Saturday, September 15, 2007

British bank run update

The Guardian Unlimited reports ("Fears grow for British economy as panic over Northern Rock spreads") in tomorrow's edition that:

"US Treasury Secretary Hank Paulson flies in to London tomorrow to discuss the worsening global credit crisis with Chancellor Alistair Darling, as fears intensify that the lending squeeze could be the last straw for Britain's buy-now-pay-later economy."

What is Mr. Paulson going to advise? He represents the world's leading buy-now-pay-later economy. Our economic growth has been predicated on debt for years. It's how we sustain the illusion of middle-class expectations and upward mobility. You get to pretend you own stuff and that you have earned stuff, in exchange for accepting all sorts of systemic injustices and thwarted opportunities. It's our national devil's bargain.

What can the British possibly learn from us? Perhaps Mr. Paulson will advise how to calm the sensibly alarmed Brits with some rhetorical strategies tying economic stability to consumer spending and attitude.

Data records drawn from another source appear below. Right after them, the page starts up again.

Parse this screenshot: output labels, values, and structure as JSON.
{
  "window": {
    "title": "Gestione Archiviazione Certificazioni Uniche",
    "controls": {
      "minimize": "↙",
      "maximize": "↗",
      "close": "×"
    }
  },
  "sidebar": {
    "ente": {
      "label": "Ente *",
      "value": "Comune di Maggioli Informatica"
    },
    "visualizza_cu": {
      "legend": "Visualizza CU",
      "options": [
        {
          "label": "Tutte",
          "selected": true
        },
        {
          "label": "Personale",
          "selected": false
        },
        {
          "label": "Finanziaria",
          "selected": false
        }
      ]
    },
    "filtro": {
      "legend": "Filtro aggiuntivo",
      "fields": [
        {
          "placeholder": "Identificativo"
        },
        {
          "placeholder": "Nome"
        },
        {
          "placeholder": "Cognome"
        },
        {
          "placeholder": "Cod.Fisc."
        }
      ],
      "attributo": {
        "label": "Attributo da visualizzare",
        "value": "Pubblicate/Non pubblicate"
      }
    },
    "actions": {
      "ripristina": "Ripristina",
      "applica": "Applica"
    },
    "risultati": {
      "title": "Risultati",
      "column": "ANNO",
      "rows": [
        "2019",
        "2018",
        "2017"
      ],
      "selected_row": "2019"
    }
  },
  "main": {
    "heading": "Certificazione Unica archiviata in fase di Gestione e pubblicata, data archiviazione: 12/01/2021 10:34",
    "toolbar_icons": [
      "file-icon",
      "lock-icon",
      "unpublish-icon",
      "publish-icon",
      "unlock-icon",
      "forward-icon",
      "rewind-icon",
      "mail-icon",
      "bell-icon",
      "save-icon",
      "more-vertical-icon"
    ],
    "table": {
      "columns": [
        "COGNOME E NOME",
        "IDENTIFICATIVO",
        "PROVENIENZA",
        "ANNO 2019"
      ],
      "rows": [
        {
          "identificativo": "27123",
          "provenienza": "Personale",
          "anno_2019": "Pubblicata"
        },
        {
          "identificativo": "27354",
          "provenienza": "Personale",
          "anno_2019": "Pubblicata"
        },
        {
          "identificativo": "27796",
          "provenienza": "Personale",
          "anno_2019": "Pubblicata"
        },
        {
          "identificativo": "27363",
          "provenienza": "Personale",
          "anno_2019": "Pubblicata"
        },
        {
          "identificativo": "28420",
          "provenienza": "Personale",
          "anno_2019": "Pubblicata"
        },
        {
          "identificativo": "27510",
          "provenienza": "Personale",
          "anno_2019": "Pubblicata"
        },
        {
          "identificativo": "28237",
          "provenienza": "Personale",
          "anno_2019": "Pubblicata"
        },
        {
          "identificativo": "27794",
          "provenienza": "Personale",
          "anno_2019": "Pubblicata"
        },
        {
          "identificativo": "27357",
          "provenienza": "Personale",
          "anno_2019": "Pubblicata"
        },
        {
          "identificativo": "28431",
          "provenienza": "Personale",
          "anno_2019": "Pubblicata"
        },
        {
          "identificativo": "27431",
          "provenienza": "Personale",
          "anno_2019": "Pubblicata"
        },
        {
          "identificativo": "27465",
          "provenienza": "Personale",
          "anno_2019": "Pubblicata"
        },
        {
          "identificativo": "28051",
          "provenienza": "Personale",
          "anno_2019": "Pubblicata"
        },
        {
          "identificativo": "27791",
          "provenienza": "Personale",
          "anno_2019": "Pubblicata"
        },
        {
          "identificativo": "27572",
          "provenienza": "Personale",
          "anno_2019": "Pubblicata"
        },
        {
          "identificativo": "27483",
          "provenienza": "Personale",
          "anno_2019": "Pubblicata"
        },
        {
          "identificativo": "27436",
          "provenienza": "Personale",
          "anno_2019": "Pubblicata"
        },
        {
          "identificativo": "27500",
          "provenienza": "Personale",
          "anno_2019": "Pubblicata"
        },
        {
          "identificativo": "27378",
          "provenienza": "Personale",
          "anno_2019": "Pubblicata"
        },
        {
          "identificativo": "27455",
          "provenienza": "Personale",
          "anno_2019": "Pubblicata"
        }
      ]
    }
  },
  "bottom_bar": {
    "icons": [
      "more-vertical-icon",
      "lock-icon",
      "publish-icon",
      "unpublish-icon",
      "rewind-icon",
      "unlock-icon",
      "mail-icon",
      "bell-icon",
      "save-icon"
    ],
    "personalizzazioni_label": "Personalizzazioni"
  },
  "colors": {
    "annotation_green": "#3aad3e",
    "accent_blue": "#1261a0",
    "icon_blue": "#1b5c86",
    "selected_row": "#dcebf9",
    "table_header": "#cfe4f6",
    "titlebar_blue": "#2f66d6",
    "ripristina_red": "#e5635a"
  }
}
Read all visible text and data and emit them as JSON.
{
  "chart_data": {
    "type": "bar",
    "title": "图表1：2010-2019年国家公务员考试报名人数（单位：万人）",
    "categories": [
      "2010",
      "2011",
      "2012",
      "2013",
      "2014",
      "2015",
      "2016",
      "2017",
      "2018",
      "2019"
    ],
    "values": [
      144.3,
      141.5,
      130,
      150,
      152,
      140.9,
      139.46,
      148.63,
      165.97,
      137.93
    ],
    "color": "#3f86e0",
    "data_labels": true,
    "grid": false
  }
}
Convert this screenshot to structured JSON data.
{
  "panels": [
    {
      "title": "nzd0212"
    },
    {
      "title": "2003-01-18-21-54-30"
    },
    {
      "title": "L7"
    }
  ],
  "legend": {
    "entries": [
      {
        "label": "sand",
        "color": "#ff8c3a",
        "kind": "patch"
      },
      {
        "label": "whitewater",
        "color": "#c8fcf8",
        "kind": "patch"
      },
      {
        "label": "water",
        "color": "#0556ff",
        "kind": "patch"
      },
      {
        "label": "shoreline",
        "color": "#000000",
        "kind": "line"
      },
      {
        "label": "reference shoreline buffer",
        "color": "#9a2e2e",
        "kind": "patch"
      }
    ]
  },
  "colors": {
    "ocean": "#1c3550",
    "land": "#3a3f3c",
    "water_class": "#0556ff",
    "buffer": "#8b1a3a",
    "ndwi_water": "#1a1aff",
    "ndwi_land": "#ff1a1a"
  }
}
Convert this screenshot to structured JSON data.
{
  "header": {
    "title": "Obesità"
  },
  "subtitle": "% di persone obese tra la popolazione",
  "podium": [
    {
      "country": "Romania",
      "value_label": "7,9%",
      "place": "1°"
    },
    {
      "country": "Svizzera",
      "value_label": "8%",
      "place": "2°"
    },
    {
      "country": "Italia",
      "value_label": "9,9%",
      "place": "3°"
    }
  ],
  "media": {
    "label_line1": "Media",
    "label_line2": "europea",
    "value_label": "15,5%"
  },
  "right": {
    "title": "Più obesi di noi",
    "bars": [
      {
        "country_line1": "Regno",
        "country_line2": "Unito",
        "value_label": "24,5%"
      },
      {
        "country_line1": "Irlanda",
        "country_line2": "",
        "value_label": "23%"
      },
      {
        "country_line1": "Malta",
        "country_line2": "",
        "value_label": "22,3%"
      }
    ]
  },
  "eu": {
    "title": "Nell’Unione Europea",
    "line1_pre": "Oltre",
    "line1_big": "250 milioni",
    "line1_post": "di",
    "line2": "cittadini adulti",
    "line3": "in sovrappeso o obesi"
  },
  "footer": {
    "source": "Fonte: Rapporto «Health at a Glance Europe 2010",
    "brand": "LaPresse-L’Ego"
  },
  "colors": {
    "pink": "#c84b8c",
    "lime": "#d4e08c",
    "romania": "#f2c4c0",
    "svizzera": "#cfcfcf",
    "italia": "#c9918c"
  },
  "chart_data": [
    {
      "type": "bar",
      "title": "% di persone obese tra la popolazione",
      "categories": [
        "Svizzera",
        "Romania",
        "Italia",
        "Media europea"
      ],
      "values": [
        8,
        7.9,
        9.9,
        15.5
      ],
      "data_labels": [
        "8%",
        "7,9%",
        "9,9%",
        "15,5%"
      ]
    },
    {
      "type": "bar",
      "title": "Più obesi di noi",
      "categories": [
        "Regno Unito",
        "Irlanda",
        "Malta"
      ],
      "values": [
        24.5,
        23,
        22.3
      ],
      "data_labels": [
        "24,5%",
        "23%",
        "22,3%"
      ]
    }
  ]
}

Even now, credit card companies are ramping up sales pitches to subprime borrowers, while cutting back on offers to good credit risks.(source) They can make so much more on people who carry a balance and accumulate late payment fees. In this financially twisted environment, it's good business to lend to people who have little to no hope of paying back their debts. It's 21st-century servitude to a monstrous and invisible master.

Welcome aboard good people of Britain. Teach us that panic may be a reasonable response to fiscal irresponsibility.